Tunnel engineering (especially extra-long tunnels or high-gas tunnels) to avoid structural collapse caused by softening of steel bars during fire.
Advantages:
The melting point of basalt fibers is as high as 1500℃, and the composite ribs can withstand temperatures of 300-400℃ in the short term (better than carbon fiber and glass fiber FRP ribs), and the structural stability is better in fires.
3. Special buildings and seismic structures
Scene:
Reinforce historical cultural relics buildings (such as restoration of ancient buildings) to avoid the damage to the body of cultural relics by corrosion of steel bars.
Concrete structures in high-intensity seismic areas (such as areas with seismic fortification intensity ≥7 degrees) use the high ductility of composite ribs to improve the seismic performance of the structure.
Advantages:
The elastic modulus has a high degree of matching with concrete (approximately 40-60GPa), which can reduce interfacial stress concentration and reduce crack risk.
2. Geotechnical engineering and foundation pit support
1. Reinforcement of anchor rods and cables
Scene:
Slope support and deep foundation pit enclosure (such as urban subway foundation pits and high-rise buildings deep foundation pits) replace traditional steel anchors.

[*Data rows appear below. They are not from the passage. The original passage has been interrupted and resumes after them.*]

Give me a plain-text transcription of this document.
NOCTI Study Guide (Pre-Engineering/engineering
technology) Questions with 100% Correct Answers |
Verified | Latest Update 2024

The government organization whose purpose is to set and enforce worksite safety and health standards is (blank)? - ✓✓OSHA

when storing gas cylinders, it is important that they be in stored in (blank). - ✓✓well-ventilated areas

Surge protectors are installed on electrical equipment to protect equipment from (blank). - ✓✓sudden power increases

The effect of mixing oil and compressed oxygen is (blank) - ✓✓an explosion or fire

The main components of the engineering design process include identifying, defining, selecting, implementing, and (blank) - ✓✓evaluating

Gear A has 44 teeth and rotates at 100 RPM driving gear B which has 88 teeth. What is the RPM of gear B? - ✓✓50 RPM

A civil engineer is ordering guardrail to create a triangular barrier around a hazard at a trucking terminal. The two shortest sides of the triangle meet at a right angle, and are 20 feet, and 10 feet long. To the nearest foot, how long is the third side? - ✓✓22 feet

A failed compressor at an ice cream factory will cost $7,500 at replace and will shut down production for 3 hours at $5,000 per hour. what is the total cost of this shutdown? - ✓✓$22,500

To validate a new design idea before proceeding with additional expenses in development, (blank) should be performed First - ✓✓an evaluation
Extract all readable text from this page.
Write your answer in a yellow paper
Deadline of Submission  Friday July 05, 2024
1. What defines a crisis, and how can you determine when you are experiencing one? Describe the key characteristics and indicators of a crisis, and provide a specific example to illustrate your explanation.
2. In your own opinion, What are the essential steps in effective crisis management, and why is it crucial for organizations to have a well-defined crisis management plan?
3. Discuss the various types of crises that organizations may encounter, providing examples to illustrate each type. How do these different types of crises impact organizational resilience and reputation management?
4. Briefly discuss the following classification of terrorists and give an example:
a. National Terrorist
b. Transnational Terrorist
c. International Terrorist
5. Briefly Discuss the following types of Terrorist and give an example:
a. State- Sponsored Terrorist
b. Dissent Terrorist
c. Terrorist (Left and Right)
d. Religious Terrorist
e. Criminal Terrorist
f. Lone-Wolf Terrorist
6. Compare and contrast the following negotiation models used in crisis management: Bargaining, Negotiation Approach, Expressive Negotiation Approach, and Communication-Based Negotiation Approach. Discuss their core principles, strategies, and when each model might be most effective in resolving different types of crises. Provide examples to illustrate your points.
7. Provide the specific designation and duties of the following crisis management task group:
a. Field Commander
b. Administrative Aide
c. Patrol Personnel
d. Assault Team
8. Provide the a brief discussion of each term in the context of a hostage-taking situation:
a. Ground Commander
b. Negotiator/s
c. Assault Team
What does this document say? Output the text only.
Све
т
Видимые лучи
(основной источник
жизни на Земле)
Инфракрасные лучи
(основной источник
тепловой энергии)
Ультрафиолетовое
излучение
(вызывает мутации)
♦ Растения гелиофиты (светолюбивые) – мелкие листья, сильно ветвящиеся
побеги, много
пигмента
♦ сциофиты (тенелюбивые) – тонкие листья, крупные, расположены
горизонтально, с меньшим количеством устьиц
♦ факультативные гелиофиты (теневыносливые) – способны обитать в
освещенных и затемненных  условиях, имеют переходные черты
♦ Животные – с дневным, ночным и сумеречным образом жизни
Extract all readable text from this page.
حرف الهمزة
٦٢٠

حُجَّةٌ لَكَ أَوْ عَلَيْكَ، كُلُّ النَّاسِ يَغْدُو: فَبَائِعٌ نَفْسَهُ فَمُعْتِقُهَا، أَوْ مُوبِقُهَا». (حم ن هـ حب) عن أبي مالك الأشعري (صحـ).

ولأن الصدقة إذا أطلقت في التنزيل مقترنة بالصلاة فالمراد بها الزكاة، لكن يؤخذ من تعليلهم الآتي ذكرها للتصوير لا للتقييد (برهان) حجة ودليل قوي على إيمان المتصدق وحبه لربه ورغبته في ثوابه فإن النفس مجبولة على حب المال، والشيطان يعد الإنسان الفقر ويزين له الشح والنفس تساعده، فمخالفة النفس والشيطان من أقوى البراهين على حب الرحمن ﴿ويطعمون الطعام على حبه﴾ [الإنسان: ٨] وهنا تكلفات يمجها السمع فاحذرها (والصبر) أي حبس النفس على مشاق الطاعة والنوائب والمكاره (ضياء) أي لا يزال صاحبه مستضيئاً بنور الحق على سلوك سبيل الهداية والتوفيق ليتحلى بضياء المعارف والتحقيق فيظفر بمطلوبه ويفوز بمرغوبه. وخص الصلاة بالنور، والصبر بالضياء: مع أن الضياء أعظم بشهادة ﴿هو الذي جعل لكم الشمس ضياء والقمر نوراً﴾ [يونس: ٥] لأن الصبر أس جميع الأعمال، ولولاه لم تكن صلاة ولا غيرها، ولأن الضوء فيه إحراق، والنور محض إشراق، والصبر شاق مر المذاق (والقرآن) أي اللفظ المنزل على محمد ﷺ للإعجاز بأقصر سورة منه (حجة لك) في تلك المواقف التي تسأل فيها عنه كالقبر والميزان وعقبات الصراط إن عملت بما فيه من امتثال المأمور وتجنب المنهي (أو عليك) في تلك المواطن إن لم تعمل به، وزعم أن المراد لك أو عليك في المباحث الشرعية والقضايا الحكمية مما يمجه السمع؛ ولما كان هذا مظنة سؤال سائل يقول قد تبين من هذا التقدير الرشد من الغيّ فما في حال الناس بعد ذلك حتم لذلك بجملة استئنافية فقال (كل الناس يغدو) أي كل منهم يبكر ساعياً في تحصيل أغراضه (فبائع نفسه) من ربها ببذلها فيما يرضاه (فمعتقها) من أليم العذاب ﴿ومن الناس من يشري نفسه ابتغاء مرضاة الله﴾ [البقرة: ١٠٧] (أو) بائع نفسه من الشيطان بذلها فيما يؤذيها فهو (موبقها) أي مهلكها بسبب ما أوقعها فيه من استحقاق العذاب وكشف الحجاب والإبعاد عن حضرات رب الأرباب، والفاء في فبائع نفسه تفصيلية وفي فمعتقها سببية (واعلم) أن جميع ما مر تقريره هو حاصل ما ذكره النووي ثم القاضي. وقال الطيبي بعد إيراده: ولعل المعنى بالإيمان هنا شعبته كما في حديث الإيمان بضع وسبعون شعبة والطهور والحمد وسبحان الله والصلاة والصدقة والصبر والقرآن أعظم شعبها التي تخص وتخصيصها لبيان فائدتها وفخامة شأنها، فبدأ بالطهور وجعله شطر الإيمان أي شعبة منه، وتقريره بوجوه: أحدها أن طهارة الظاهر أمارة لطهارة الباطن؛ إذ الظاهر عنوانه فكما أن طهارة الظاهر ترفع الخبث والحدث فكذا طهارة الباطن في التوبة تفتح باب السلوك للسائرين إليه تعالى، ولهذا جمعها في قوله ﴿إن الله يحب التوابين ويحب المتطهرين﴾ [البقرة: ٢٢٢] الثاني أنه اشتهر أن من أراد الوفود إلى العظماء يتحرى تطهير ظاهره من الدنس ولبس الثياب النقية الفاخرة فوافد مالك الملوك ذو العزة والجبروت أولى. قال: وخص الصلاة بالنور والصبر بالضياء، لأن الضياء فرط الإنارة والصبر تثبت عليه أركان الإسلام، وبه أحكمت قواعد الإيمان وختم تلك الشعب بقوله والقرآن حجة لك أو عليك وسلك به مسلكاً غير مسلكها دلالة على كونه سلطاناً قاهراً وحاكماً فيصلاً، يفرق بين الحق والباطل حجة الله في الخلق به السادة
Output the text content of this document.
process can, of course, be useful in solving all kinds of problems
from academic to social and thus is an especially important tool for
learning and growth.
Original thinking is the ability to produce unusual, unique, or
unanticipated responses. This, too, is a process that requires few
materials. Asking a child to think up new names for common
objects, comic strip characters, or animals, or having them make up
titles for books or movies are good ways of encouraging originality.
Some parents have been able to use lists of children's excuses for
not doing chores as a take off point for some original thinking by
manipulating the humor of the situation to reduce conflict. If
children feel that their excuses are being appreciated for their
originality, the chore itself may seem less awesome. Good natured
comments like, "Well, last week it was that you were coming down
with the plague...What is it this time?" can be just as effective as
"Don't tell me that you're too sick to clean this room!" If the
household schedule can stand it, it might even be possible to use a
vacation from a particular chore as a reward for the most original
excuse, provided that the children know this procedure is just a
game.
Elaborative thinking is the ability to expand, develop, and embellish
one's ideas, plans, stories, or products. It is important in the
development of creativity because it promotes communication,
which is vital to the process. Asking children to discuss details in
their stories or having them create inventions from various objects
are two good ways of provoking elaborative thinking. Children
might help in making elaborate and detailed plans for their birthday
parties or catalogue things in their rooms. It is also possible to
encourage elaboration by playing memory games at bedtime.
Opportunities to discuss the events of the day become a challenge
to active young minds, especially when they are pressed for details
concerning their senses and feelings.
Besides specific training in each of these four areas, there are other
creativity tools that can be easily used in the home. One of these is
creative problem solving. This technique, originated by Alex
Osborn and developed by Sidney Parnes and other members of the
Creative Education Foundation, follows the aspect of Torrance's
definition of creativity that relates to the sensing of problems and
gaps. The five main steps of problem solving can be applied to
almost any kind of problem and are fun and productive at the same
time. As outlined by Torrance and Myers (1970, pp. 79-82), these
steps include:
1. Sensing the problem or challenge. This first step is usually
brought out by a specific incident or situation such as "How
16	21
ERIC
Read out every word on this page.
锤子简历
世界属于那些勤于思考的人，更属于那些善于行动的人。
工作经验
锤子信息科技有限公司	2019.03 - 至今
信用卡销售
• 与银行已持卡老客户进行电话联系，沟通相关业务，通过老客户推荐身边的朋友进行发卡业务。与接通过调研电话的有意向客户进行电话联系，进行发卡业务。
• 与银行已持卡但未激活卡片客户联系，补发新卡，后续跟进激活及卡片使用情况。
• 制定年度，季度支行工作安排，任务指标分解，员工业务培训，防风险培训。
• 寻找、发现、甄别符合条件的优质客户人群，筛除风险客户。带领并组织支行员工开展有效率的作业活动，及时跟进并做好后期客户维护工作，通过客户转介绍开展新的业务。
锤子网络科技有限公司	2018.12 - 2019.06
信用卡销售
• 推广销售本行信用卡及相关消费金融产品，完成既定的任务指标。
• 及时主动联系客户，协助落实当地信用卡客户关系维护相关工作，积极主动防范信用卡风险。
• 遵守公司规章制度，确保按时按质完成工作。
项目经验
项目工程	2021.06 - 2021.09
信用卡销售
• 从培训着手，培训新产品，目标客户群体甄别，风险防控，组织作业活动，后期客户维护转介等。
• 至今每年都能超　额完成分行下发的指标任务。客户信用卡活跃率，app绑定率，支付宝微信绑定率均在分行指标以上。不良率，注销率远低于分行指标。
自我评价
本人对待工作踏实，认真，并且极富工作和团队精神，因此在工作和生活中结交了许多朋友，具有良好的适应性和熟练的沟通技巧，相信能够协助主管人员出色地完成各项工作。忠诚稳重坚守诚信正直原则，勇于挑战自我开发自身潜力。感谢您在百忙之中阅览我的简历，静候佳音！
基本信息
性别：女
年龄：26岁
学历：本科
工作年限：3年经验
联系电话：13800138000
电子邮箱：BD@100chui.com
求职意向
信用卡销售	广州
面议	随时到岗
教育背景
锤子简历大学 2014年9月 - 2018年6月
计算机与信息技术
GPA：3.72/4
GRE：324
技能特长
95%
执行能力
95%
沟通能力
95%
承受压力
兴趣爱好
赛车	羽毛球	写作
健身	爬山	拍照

Reinforcement of tunnel surrounding rock (such as initial support or advance support of railway tunnels and highway tunnels).
Advantages:
Corrosion resistance significantly extends the service life of the anchor, especially suitable for groundwater-rich or corrosive formations.
Non-magnetic (non-conductive), suitable for projects that are sensitive to electromagnetic environments (such as subway adjacent to communication pipeline areas).
2. Soil nail wall and composite foundation
Function: Insert into the soil as a soil nail, and work with the soil to form a composite structure to improve slope stability.
Application: Ecological support projects for road slopes and mine slopes, which can achieve green protection in combination with vegetation planting.
3. Municipal and transportation engineering
1. Bridge Engineering
Scene:
The bridge deck paving, piers or abutment concrete structure (replace ordinary steel bars) of newly built bridges.
Old bridge reinforcement modification (such as pasting FRP ribs or embedded reinforcement) improves load-bearing and durability.
Case: The approach bridge of a cross-sea bridge uses BFRP ribs, and its estimated service life will be extended from 50 years of reinforced concrete structure to more than 100 years.
2. Tunnels and culverts
Function: used in tunnel secondary lining, culvert roof panel and other parts to reduce water leakage caused by steel bar corrosion.
Advantages: Stable performance in humid environments and reduce tunnel maintenance frequency (such as long-term corrosion resistance requirements of subway tunnels).
4. Water Conservancy and Environmental Engineering
1. Hydraulic structure
Scene:
The concrete structure of reservoir dams, spillways, and irrigation channels prevents corrosion of steel bars caused by long-term blisters.
Retaining walls, slope protection piles, etc. in river channel improvement projects.
Advantages: Excellent water resistance and avoid structural safety hazards caused by water penetration and rust in traditional steel bars.
2. Sewage treatment facilities
Application: Reinforcement of concrete structures such as sewage treatment tanks and aeration tanks to resist the corrosion of acid and alkaline substances in sewage.